Estamos en las Tierras del Burgo, al sur de Soria. Treinta y seis vecinos censados, mil metros de altitud y un silencio que pesa lo mismo que el cielo despejado. No hay tráfico, ni tiendas. Hay viento, campos de cereal y, si hace frío, el humo de alguna chimenea. La vida aquí tiene el ritmo de las cosechas, no de los turistas.
Un Puñado de Casas Pegadas a la Iglesia
Blacos es pequeño hasta para los estándares de la zona. Todo gira en torno a la iglesia de San Millán, que actúa como faro visual desde cualquier callejón. La arquitectura es la típica de piedra, adobe y madera vieja. Funcional. Hecha para aguantar inviernos largos, no para decorar postales.
La iglesia parece del siglo XVI, aunque ha tenido sus arreglos. Como en casi todos los pueblos así, la verás cerrada salvo para misa o las fiestas del lugar.
La Calle Real hace de columna vertebral y de ella salen tres o cuatro callejas más. Aquí se entiende que todo tenía una función: los portones grandes eran para meter el carro, los patios para guardar leña, las paredes gruesas para aislar del frío. Nada sobraba. Pasear por Blacos es como ver una herramienta de trabajo antigua: sencilla, resistente y con el desgaste justo.
Caminar por el Páramo (Sin Sendero Señalizado)
El paisaje alrededor es la meseta pura y dura. Terreno abierto, llano o con lomas suaves, donde mandan el cereal y el matorral bajo.
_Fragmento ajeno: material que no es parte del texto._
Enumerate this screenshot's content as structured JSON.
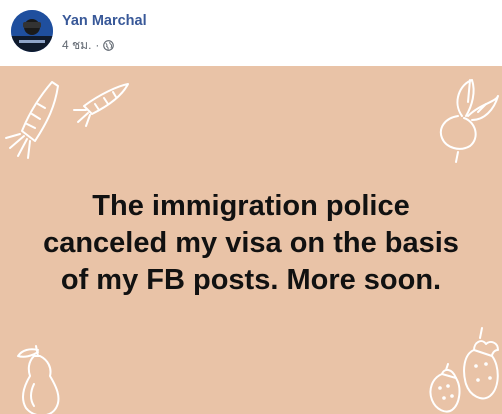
{
  "post": {
    "author": "Yan Marchal",
    "timestamp": "4 ชม.",
    "separator": "·",
    "privacy_icon": "globe-icon",
    "text": "The immigration police canceled my visa on the basis of my FB posts. More soon.",
    "background_color": "#e9c3a7",
    "decoration_icons": [
      "carrot-icon",
      "carrot-icon",
      "beet-icon",
      "pear-icon",
      "strawberry-icon",
      "strawberry-icon"
    ]
  },
  "colors": {
    "author_link": "#385898",
    "meta_text": "#606770",
    "post_text": "#111111"
  }
}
Es ese tipo de horizonte que parece que se va a tragar al pueblo.
La gracia está en los cambios de luz y color. En primavera hay un verde fugaz; en verano todo se vuelve amarillo pajizo; en otoño son tonos ocres; y si nieva en invierno, el blanco lo cubre todo y el silencio se hace aún más profundo.
No hay rutas señalizadas propiamente dichas. Lo que hay son caminos agrícolas de tierra que salen del pueblo hacia todas direcciones. Son pistas de trabajo, pero puedes andar por ellas kilómetros sin cruzarte con nadie. Si te paras a escuchar, quizá veas alguna liebre corriendo o algún buitre planeando arriba.
Esto no es un parque natural con paneles informativos. Es salir a caminar porque sí, porque el espacio pide eso.
Los Detalles que Cuentan la Historia
En sitios tan pequeños, lo interesante está en los detalles que pasan desapercibidos. Fíjate en las vigas de madera apoyadas directamente sobre la piedra, en las puertas antiguas con sus herrajes oxidados o en cómo algunas ventanas pequeñas están colocadas para cazar el sol del mediodía. También verás bodegas excavadas en la tierra o construcciones semisubterráneas. No son monumentos, eran la despensa y el garaje de otra época. Aquí nada está puesto para decorar; todo responde a cómo se vivía aquí hace décadas. Para fotografía tranquila hay material: texturas en las paredes, juegos de sombras al amanecer... pero nada está preparado para ti.
Para Comer: Hay que Mover el Coche
En Blacos no hay ni bar ni restaurante (con 36 habitantes era previsible). Para comer algo tienes que coger el coche. La opción lógica es ir a El Burgo de Osma, que está a unos minutos por carretera. Allí sí cambia el ambiente: terrazas, bares y mesones con esa cocina castellana contundente (asaditos, embutidos...). Mucha gente viene a Blacos a dar un paseo mañanero y luego se va a comer al Burgo. Es como cambiar de canal: del documental sereno al capítulo con más acción.
Fiestas: La Excusa para Volver
El calendario lo marcan un par de celebraciones al año. Por San Juan (junio) suele haber algo más de movimiento y gente que vuelve al pueblo. Las fiestas patronales son en verano. No esperes conciertos ni ferias grandes; son reuniones vecinales donde lo importante es la mesa puesta en la plaza o frente a la iglesia. Son fechas clave porque reúnen a una comunidad que durante el resto del año está dispersa.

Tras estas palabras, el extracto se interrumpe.